Energy Secretary Alfonso G. Cusi
“I will leave that up to our Solicitor General. Those are legal matters, so I will leave it to them,” Energy Secretary Alfonso G. Cusi told reporters, referring to Solicitor General Jose Calida.
The Malampaya consortium (comprising of Shell Philippines Exploration B.V., Chevron Malampaya LLC and state-run Philippine National Oil Company-Exploration Corporation) already filed a petition for the enforcement of the International Chamber of Commerce (ICC) ruling before the Supreme Court, hence, the next legal move awaited is that of the government.
The energy department acknowledged that it has been duly informed of the legal step taken by the Malampaya consortium at the high court, but it will need to defer subsequent legal moves to the other relevant agencies, the OSG in particular.
Often, the enforcement of ICC rulings warrant the filing of a petition before a local court – including at the level of the regional trial court, so a decision can be secured and affirmed for any final award that shall be carried out.
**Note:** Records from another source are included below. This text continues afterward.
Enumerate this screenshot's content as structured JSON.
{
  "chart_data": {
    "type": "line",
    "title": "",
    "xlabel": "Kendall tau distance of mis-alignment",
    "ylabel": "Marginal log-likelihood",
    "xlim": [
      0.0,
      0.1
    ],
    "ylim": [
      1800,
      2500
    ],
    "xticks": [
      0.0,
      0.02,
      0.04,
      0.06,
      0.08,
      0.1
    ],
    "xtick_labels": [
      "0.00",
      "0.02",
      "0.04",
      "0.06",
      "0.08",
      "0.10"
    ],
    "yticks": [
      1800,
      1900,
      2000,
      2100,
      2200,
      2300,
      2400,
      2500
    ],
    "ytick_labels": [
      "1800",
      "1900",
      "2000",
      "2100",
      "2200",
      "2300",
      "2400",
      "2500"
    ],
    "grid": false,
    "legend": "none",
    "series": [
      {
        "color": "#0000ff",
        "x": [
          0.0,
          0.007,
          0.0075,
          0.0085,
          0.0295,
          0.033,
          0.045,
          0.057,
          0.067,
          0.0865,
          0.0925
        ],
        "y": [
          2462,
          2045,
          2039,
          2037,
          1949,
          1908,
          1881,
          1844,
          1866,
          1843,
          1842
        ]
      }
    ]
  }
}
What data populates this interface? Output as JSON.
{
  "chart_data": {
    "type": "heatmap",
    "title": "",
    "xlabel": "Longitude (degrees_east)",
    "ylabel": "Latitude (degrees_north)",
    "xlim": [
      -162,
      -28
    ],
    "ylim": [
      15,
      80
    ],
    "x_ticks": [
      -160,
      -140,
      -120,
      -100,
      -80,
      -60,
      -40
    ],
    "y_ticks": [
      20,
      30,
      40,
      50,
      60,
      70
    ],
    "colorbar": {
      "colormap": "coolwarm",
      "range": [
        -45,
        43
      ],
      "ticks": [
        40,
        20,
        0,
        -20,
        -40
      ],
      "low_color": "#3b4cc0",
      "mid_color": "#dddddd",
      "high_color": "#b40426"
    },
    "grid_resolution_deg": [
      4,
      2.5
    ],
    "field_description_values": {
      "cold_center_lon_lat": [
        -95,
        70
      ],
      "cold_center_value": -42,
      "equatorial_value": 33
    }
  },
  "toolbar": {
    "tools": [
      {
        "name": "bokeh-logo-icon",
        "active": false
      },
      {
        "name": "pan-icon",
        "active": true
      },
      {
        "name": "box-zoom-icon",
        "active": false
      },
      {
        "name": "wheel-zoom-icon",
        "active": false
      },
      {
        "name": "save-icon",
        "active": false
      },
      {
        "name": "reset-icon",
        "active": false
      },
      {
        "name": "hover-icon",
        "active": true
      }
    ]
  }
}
But in the case of the Malampaya suit, the SPEX-led consortium opted to file its petition before the Supreme Court because it already has a pending case on the same matter.
Cusi acknowledged that the impending Malampaya partial award has been re-igniting a lot of interest in the country’s upstream oil and gas sector, so the department also wants this concern sorted at the soonest possible time.
The ICC award had been based on the notices of charge served by the Commission on Audit (COA) to the Malampaya consortium due to the former’s “differing interpretation” on how tax payments of the contractor shall be settled.
The State auditor questioned the integration of the income tax payment of the contractor in the 60 percent royalty share of the Philippine government, but the Malampaya consortium invoked “sanctity of contract” and argued that the tax payment arrangement had been prescribed in their Service Contract (SC) 38 and had been based on the provision of Presidential Decree 87 or the Philippine Oil and Gas Law.
The Malampaya tax case had been among the distressing concern that caused the “anemic appetite” of investors in recent Philippine petroleum bidding rounds, but with this dilemma getting resolved, there is high expectation that investment dollar flows in the sector could finally be invigorated.